Jacobsen is best known for her colorful glass tableware, and In Common With—founded by Nick Ozemba and Felicia Hung—is known for its artisanal yet utilitarian glass lighting. As it turns out, Jacobsen and In Common With had partnered with the same artists at Urban Glass—Adam Holtzinger and Susan Spiranovich, the husband-and-wife team behind glassblowing studio Keep—to produce their wares. “As makers, you’re working with the designers,” explains Holtzinger, who has worked at Urban Glass for 20 years. “It’s important to find the right vibe. You have to have a really good relationship and understanding of their aesthetic so that everyone is on the same page, and you can show the designer what is possible and what isn’t possible.”

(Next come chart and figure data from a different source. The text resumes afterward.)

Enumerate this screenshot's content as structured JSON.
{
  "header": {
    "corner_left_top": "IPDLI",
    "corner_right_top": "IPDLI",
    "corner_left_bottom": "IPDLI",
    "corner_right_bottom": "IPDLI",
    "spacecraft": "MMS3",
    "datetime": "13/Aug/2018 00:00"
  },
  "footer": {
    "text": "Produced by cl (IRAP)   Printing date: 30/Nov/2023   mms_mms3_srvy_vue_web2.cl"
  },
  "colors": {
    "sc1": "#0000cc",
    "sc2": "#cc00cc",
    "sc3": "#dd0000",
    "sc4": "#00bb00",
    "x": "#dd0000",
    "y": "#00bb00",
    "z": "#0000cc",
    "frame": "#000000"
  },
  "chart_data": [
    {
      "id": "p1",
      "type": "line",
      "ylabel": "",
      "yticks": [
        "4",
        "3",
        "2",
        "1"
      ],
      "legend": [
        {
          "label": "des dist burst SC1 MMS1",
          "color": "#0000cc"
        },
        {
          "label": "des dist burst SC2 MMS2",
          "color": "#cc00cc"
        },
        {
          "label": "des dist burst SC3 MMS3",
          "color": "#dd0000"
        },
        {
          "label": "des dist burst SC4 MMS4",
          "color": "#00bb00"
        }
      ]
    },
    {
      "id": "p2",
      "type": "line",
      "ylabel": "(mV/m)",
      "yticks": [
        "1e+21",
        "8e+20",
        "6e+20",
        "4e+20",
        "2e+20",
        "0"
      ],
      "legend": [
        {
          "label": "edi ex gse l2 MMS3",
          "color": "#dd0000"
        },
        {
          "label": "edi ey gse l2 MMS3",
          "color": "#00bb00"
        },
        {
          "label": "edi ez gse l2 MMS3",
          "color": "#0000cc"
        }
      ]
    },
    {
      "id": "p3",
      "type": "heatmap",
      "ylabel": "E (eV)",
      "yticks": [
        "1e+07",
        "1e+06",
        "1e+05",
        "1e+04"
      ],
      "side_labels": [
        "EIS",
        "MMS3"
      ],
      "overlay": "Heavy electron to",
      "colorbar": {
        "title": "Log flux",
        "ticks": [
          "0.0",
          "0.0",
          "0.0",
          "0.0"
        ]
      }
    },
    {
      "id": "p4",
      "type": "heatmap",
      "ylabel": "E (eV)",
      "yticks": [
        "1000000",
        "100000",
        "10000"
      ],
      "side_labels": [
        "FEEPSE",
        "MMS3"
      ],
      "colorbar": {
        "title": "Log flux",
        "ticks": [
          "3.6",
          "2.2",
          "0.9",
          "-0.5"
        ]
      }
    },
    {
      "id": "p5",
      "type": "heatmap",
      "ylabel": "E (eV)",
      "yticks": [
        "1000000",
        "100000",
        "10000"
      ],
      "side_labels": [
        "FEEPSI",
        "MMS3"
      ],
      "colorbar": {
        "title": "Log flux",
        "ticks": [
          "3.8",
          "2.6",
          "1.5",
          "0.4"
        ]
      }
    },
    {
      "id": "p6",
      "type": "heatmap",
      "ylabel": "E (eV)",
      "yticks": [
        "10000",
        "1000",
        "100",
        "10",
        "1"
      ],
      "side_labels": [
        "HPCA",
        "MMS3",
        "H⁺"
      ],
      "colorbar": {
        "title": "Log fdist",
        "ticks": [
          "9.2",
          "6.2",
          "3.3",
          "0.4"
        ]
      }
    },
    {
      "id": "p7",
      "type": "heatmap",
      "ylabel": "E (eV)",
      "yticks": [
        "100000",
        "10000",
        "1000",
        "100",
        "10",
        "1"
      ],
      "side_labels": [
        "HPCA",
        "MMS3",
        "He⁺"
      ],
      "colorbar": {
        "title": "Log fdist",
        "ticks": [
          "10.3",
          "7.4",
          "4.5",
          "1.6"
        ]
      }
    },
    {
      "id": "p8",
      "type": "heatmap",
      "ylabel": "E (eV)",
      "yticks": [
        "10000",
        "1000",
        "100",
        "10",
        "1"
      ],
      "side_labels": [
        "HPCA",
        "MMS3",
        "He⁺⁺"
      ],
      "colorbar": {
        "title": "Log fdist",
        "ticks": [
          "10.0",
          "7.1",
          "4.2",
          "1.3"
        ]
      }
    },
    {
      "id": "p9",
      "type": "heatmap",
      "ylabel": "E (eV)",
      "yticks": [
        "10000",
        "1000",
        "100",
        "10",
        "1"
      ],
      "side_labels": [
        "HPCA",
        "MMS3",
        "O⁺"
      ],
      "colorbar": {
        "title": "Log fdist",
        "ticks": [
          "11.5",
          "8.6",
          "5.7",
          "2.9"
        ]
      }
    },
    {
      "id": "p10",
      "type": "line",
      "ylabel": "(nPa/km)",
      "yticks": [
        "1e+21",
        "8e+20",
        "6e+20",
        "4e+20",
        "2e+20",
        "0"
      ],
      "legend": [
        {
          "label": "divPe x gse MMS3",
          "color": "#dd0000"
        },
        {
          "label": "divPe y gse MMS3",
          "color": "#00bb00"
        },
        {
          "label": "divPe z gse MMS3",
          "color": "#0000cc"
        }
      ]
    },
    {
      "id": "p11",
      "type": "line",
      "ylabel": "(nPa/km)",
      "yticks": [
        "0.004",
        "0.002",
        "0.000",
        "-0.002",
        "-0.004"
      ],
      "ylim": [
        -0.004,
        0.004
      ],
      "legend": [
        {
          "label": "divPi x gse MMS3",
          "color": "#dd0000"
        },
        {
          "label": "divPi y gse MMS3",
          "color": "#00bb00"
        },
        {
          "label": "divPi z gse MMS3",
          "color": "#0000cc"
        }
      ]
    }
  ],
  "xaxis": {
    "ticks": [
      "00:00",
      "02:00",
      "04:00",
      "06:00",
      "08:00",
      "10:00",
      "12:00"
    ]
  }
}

To get things rolling on this collection, Jacobsen, Ozemba, and Hung met at the studio with Holtzinger and Spiranovich. After sharing drawings, the five of them set to work, figuring out if they could turn those two-dimensional mock-ups into reality. Spiranovich explains the process: “They’ll specify the scale, how many embellishments go on each side, exactly how much color you’re using—any kind of idiosyncrasy.” (Urban Glass always uses clear glass as a base, and color is applied separately.)

“I give them a drawing, and it almost always gets translated exactly how I’m imagining it,” Jacobsen explains of her trusted collaborators. “We just have a language and communication style that works really well. We understand one another.”

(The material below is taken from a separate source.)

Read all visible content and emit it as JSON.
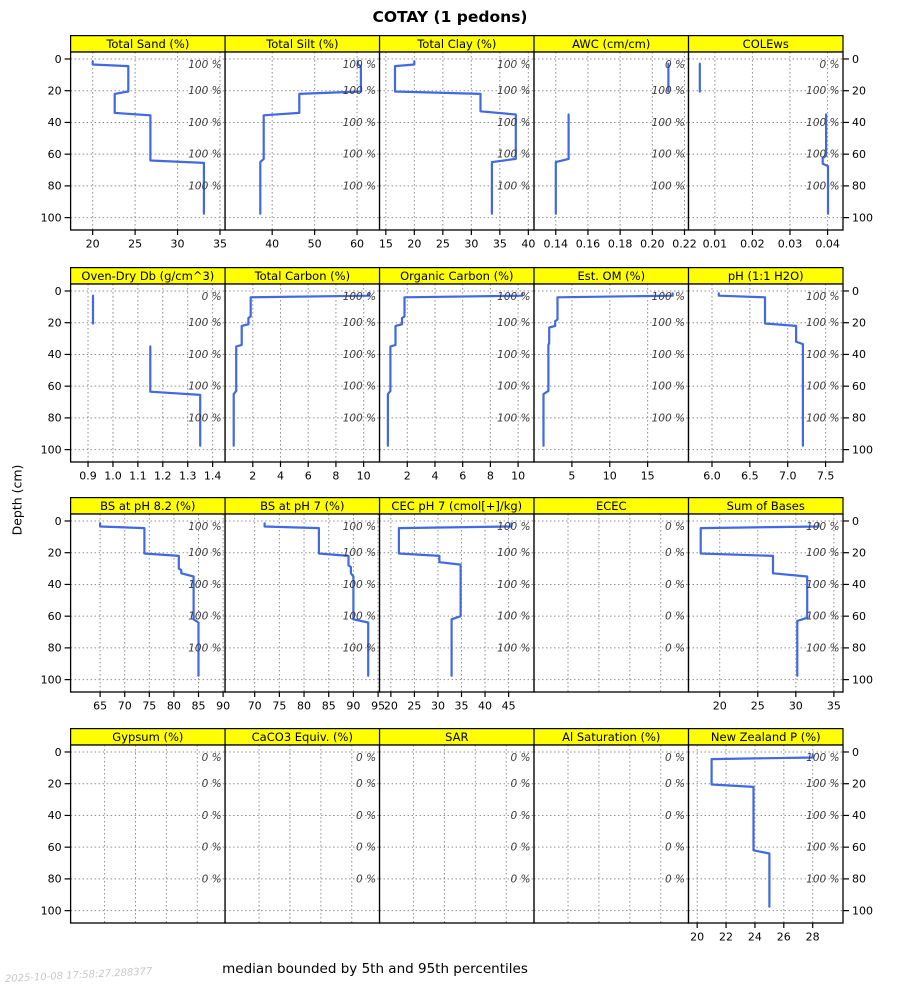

But that doesn’t mean there’s no trial and error. It takes time and experimentation to land on what works best—especially for pieces that need to be manufactured consistently and at scale. To make the production process more efficient, for example, the designers and the glassblowers opted to outsource the creation of the glass fin and dot embellishments to some friends in Ohio, later applying those details back at the Urban Glass facility. Meanwhile, for the Calla pendant, they blew the shade form into a wood mold to ensure consistency in the shape and dimension. They plan to try that approach with the Fazzo pendant as well (the name is a nod to fazzoletto, Italian for “handkerchief,” a technique used to achieve that wavy skirt effect). For the Vera sconce, they decided to slump mold it after some trials, since nearly any inconsistency for that design made it incompatible with the sconce wall fittings. Even on my visit in early August they were still workshopping designs and figuring out the best mixture of red color so that you get a warm glow, but not a hotspot, where the bulb is.

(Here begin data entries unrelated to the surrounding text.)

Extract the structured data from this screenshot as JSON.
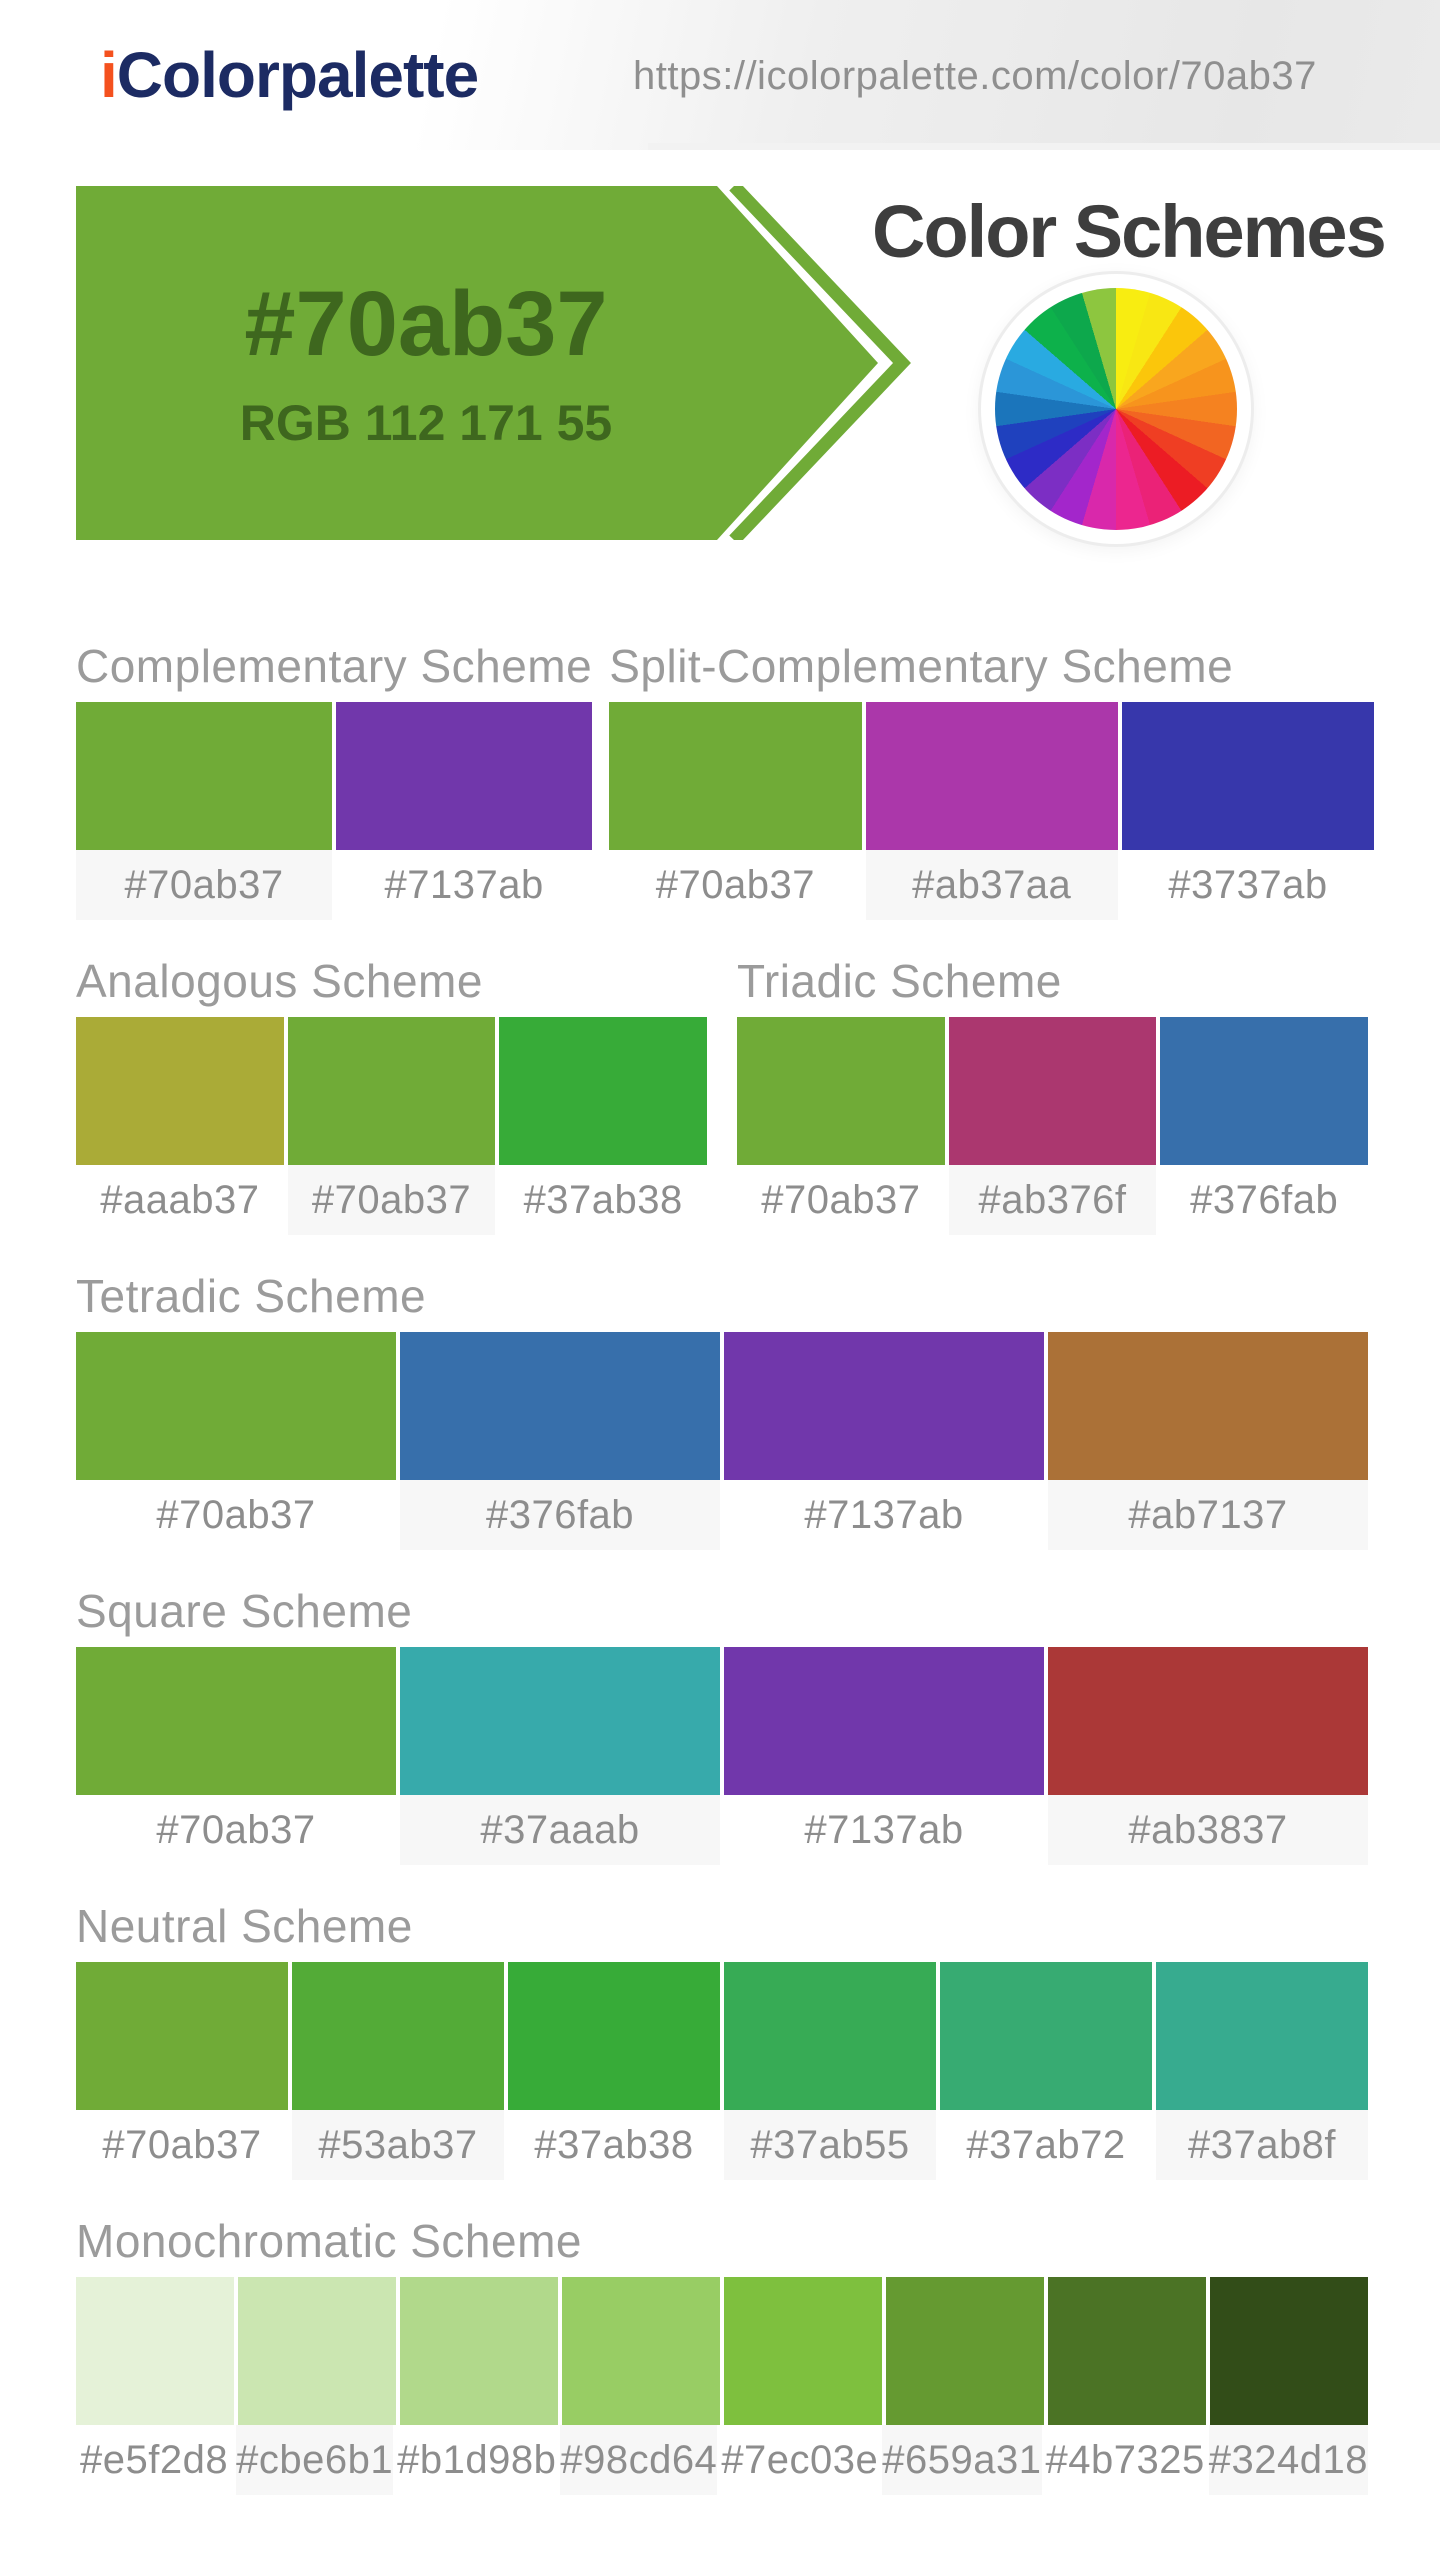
{
  "header": {
    "logo_accent": "i",
    "logo_text": "Colorpalette",
    "url": "https://icolorpalette.com/color/70ab37"
  },
  "banner": {
    "hex": "#70ab37",
    "rgb_label": "RGB 112 171 55",
    "background": "#70ab37",
    "text_color": "#3e671e"
  },
  "section_title": "Color Schemes",
  "wheel": {
    "colors": [
      "#f8ed11",
      "#f8e713",
      "#fbc60b",
      "#f9a61e",
      "#f7941d",
      "#f58220",
      "#f26522",
      "#ef3e23",
      "#ec1c24",
      "#eb2277",
      "#ec268f",
      "#d928ab",
      "#a326cb",
      "#7c2ec4",
      "#2d2bc6",
      "#1f41be",
      "#1b75bb",
      "#2b96d8",
      "#29aae1",
      "#0db14b",
      "#0da84c",
      "#8dc63f"
    ]
  },
  "scheme_rows": [
    [
      {
        "name": "Complementary Scheme",
        "colors": [
          {
            "hex": "#70ab37",
            "shaded": true
          },
          {
            "hex": "#7137ab",
            "shaded": false
          }
        ]
      },
      {
        "name": "Split-Complementary Scheme",
        "colors": [
          {
            "hex": "#70ab37",
            "shaded": false
          },
          {
            "hex": "#ab37aa",
            "shaded": true
          },
          {
            "hex": "#3737ab",
            "shaded": false
          }
        ]
      }
    ],
    [
      {
        "name": "Analogous Scheme",
        "colors": [
          {
            "hex": "#aaab37",
            "shaded": false
          },
          {
            "hex": "#70ab37",
            "shaded": true
          },
          {
            "hex": "#37ab38",
            "shaded": false
          }
        ]
      },
      {
        "name": "Triadic Scheme",
        "colors": [
          {
            "hex": "#70ab37",
            "shaded": false
          },
          {
            "hex": "#ab376f",
            "shaded": true
          },
          {
            "hex": "#376fab",
            "shaded": false
          }
        ]
      }
    ],
    [
      {
        "name": "Tetradic Scheme",
        "colors": [
          {
            "hex": "#70ab37",
            "shaded": false
          },
          {
            "hex": "#376fab",
            "shaded": true
          },
          {
            "hex": "#7137ab",
            "shaded": false
          },
          {
            "hex": "#ab7137",
            "shaded": true
          }
        ]
      }
    ],
    [
      {
        "name": "Square Scheme",
        "colors": [
          {
            "hex": "#70ab37",
            "shaded": false
          },
          {
            "hex": "#37aaab",
            "shaded": true
          },
          {
            "hex": "#7137ab",
            "shaded": false
          },
          {
            "hex": "#ab3837",
            "shaded": true
          }
        ]
      }
    ],
    [
      {
        "name": "Neutral Scheme",
        "colors": [
          {
            "hex": "#70ab37",
            "shaded": false
          },
          {
            "hex": "#53ab37",
            "shaded": true
          },
          {
            "hex": "#37ab38",
            "shaded": false
          },
          {
            "hex": "#37ab55",
            "shaded": true
          },
          {
            "hex": "#37ab72",
            "shaded": false
          },
          {
            "hex": "#37ab8f",
            "shaded": true
          }
        ]
      }
    ],
    [
      {
        "name": "Monochromatic Scheme",
        "colors": [
          {
            "hex": "#e5f2d8",
            "shaded": false
          },
          {
            "hex": "#cbe6b1",
            "shaded": true
          },
          {
            "hex": "#b1d98b",
            "shaded": false
          },
          {
            "hex": "#98cd64",
            "shaded": true
          },
          {
            "hex": "#7ec03e",
            "shaded": false
          },
          {
            "hex": "#659a31",
            "shaded": true
          },
          {
            "hex": "#4b7325",
            "shaded": false
          },
          {
            "hex": "#324d18",
            "shaded": true
          }
        ]
      }
    ]
  ]
}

“Some people think that mold blowing is not handmade glass, and that couldn’t be further from the truth,” Holtzinger explains. He narrates his process: “I’m going to blow the glass into this wood mold which gives us a pretty shape that we can transfer and finish opening up by hand. Once this dimension is set, everything else kind of follows.”

The process is mesmerizing to watch, and it requires a sort of choreography and understanding of the material that can only be achieved through years of practice. Molten glass, retrieved from furnaces reaching 2,200 degrees, is coaxed gently into the desired form, then reheated constantly to keep it pliable. To achieve that wavy fazzoletto effect, the shade is spun on a rod, almost like a baton, allowing gravity to pull the glass into perfect ripples. Each piece takes time, finesse, and a lot of hydrating—in August, the studio temperature regularly topped 100 degrees. But even though Holtzinger and Spiranovich are the ones handling the molten glass, it’s all about collaboration: “We might get feedback that something needs to change, and we have to problem-solve and figure out a way to make that happen.”